По стенке бокала побежала капелька конденсата, и Конни поймала ее большим пальцем.
– Мне кажется, вам не понравилось. – Абнер указал на коктейль.
– Нет-нет. Все в порядке, – ответила Конни. – Но я бы не отказалась от начос.
16
«Олд фешн» – коктейль на основе бурбона, скотча или виски. Как правило, украшается долькой апельсина и коктейльной вишней.
В этих отвратительных кукурузных чипсах явно что-то было. У Конни начинала выделяться слюна при одной лишь мысли о них. Этот плавленый искусственный сыр, консервированные оливки и кусочки халапеньо… Зази подняла бы ее на смех, если бы узнала.
– Конечно, дитя мое.
Конни знала, что Абнер всех так называет, потому как не может запомнить столько имен. Но ей все равно нравилось, что владелец старался создавать некую иллюзию близости с посетителями. Также ей нравилось и то, что хоть в чьих-то глазах она все еще подходила под категорию «дитя».
Конни покрутила бокал на подставке. Камень на запястье дребезжал при любом движении. Словно колокольчик на кошачьем ошейнике, предназначенный для предупреждения маленьких пташек об опасности. Теперь незамеченной Конни ни к кому не подкрадется. Не то чтобы она стремилась к кому-нибудь подкрасться, но все же. Это смущало само по себе.
– Бу! – взорвался у нее под ухом молодой женский голос.
От неожиданности Конни ахнула. Обернувшись, она увидела озорные глаза и щеки с ямочками. Это была подруга Конни, Лиз Дауэрс.
– Боже… Я чуть коньки от страха не отбросила.

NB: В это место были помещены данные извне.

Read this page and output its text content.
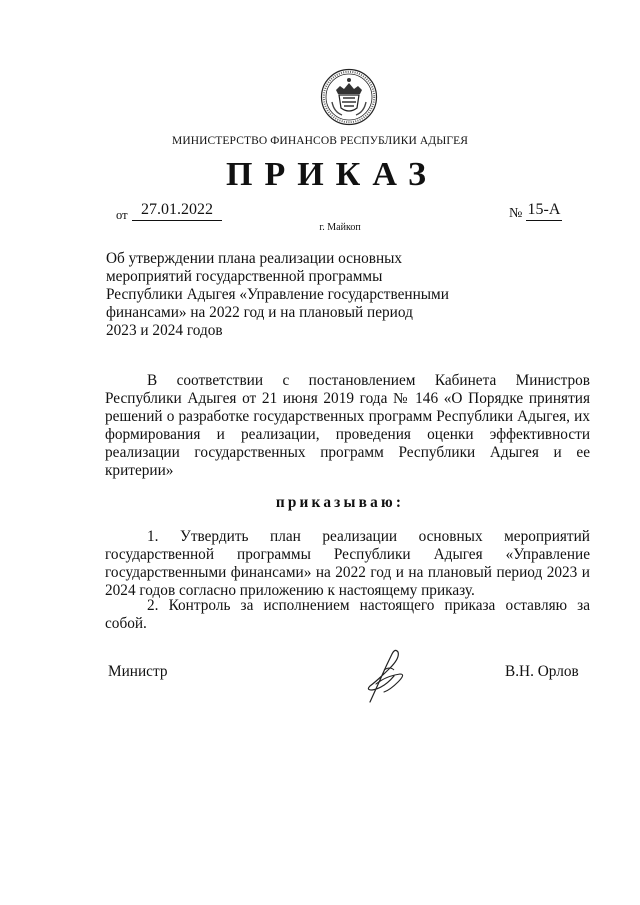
МИНИСТЕРСТВО ФИНАНСОВ РЕСПУБЛИКИ АДЫГЕЯ
ПРИКАЗ
от 27.01.2022
г. Майкоп
№ 15-А
Об утверждении плана реализации основных
мероприятий государственной программы
Республики Адыгея «Управление государственными
финансами» на 2022 год и на плановый период
2023 и 2024 годов
В соответствии с постановлением Кабинета Министров Республики Адыгея от 21 июня 2019 года № 146 «О Порядке принятия решений о разработке государственных программ Республики Адыгея, их формирования и реализации, проведения оценки эффективности реализации государственных программ Республики Адыгея и ее критерии»
приказываю:
1. Утвердить план реализации основных мероприятий государственной программы Республики Адыгея «Управление государственными финансами» на 2022 год и на плановый период 2023 и 2024 годов согласно приложению к настоящему приказу.
2. Контроль за исполнением настоящего приказа оставляю за собой.
Министр	В.Н. Орлов
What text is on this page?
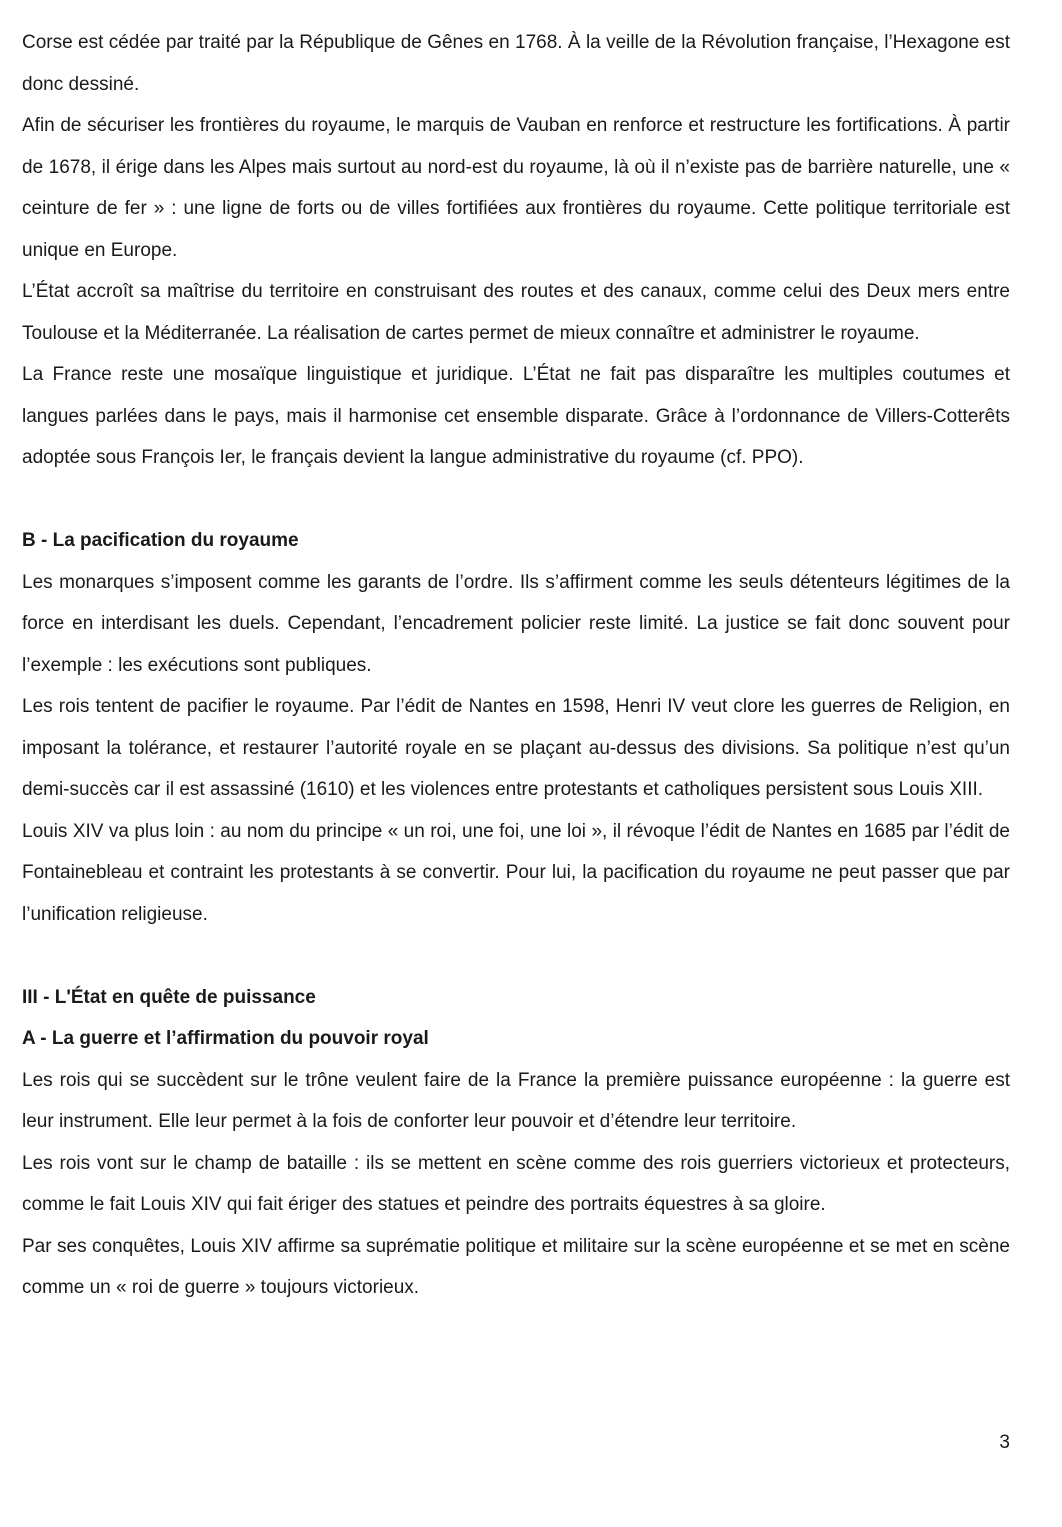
Corse est cédée par traité par la République de Gênes en 1768. À la veille de la Révolution française, l’Hexagone est donc dessiné.

Afin de sécuriser les frontières du royaume, le marquis de Vauban en renforce et restructure les fortifications. À partir de 1678, il érige dans les Alpes mais surtout au nord-est du royaume, là où il n’existe pas de barrière naturelle, une « ceinture de fer » : une ligne de forts ou de villes fortifiées aux frontières du royaume. Cette politique territoriale est unique en Europe.

L’État accroît sa maîtrise du territoire en construisant des routes et des canaux, comme celui des Deux mers entre Toulouse et la Méditerranée. La réalisation de cartes permet de mieux connaître et administrer le royaume.

La France reste une mosaïque linguistique et juridique. L’État ne fait pas disparaître les multiples coutumes et langues parlées dans le pays, mais il harmonise cet ensemble disparate. Grâce à l’ordonnance de Villers-Cotterêts adoptée sous François Ier, le français devient la langue administrative du royaume (cf. PPO).

B - La pacification du royaume

Les monarques s’imposent comme les garants de l’ordre. Ils s’affirment comme les seuls détenteurs légitimes de la force en interdisant les duels. Cependant, l’encadrement policier reste limité. La justice se fait donc souvent pour l’exemple : les exécutions sont publiques.

Les rois tentent de pacifier le royaume. Par l’édit de Nantes en 1598, Henri IV veut clore les guerres de Religion, en imposant la tolérance, et restaurer l’autorité royale en se plaçant au-dessus des divisions. Sa politique n’est qu’un demi-succès car il est assassiné (1610) et les violences entre protestants et catholiques persistent sous Louis XIII.

Louis XIV va plus loin : au nom du principe « un roi, une foi, une loi », il révoque l’édit de Nantes en 1685 par l’édit de Fontainebleau et contraint les protestants à se convertir. Pour lui, la pacification du royaume ne peut passer que par l’unification religieuse.

III - L'État en quête de puissance
A - La guerre et l’affirmation du pouvoir royal

Les rois qui se succèdent sur le trône veulent faire de la France la première puissance européenne : la guerre est leur instrument. Elle leur permet à la fois de conforter leur pouvoir et d’étendre leur territoire.

Les rois vont sur le champ de bataille : ils se mettent en scène comme des rois guerriers victorieux et protecteurs, comme le fait Louis XIV qui fait ériger des statues et peindre des portraits équestres à sa gloire.

Par ses conquêtes, Louis XIV affirme sa suprématie politique et militaire sur la scène européenne et se met en scène comme un « roi de guerre » toujours victorieux.

3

– Прости, не смогла удержаться. – Лиз заняла барный стул рядом с подругой и жестом показала Абнеру, что тоже не прочь отведать «олд фешн». – Ты так ушла в свои мысли, что я уже думала стащить твой ноутбук, чтобы проверить, заметишь ли ты.
Подруги жили в одной комнате во время учебы в аспирантуре. Конни изучала американскую колониальную историю, а Лиз антиковедение. После аспирантуры Конни пустилась прокладывать себе путь в профессуру, самозабвенно преследуя одну-единственную цель в ущерб семейному счастью. Лиз же заплыла в тихую гавань музейной жизни, бросив якорь в отделе Средневековья Гарвардского художественного музея. Сейчас она занимала должность помощницы хранителя. А по специальности была… О, боже… Специальность Лиз была настолько таинственной и специфичной, что Конни не до конца могла ее осмыслить. Что-то про иллюминированные рукописи [17] . И поэзию? Да, вроде все так.
17
Иллюминированные рукописи – рукописные средневековые книги, украшенные красочными миниатюрами и орнаментами.